Lettres - Rouler en Bombardier
Il est assez affligeant de voir certains pousser de hauts cris parce que le contrat du métro de Montréal est donné de gré à gré à Bombardier-Alstom, alors qu'aucune entente commerciale internationale ne contraint la STM à procéder autrement. Si nous avons l'expertise chez nous et que l'argent des contribuables finance ce projet, n'est-il pas normal qu'une entreprise d'ici obtienne le contrat, au bénéfice de la collectivité d'ici (par les emplois créés, les impôts payés, l'expertise consolidée, etc.)?
Certes, il importe que l'offre soit juste et soumise à des évaluations indépendantes, mais n'est-ce pas absurde d'avoir créé un chef de file dans le domaine, réputé de Paris à Shanghai, si on n'en profite pas chez nous? De même, les contrats que Bombardier obtient ailleurs ne devraient être les siens que lorsqu'il n'existe aucune expertise locale.Si l'Union européenne arrive à ses fins dans les négociations commerciales actuelles avec le Canada, une multitude d'entités publiques nationales, provinciales et municipales seront désormais contraintes d'ouvrir leurs marchés publics aux multinationales européennes.
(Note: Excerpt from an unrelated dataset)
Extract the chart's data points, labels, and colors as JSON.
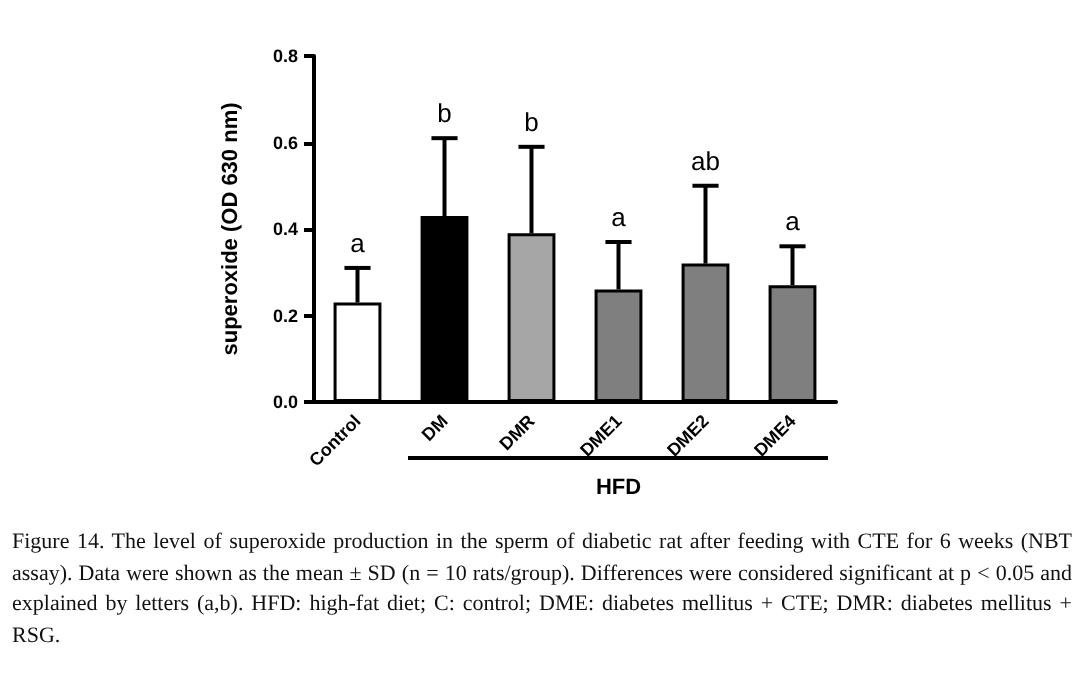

Cela signifiera de ne plus pouvoir privilégier nos entreprises. Le chercheur Scott Sinclair, qui a étudié ce projet d'accord obtenu grâce à une fuite (la transparence n'étant pas une caractéristique de ces négociations), révèle à quel point toute condition ou tout engagement encourageant le développement local et l'utilisation de contenu national, entre autres, seraient interdits.
Est-ce le prix que nous sommes prêts à payer pour que le profit privé de quelques-unes de nos entreprises puisse se concrétiser à l'étranger? Les marchés publics ne sont pas que de la business. Ils sont un outil fondamental de développement local et d'expression de la souveraineté populaire, dont aucun pays ne devrait se priver. Une autre vision du commerce doit s'imposer.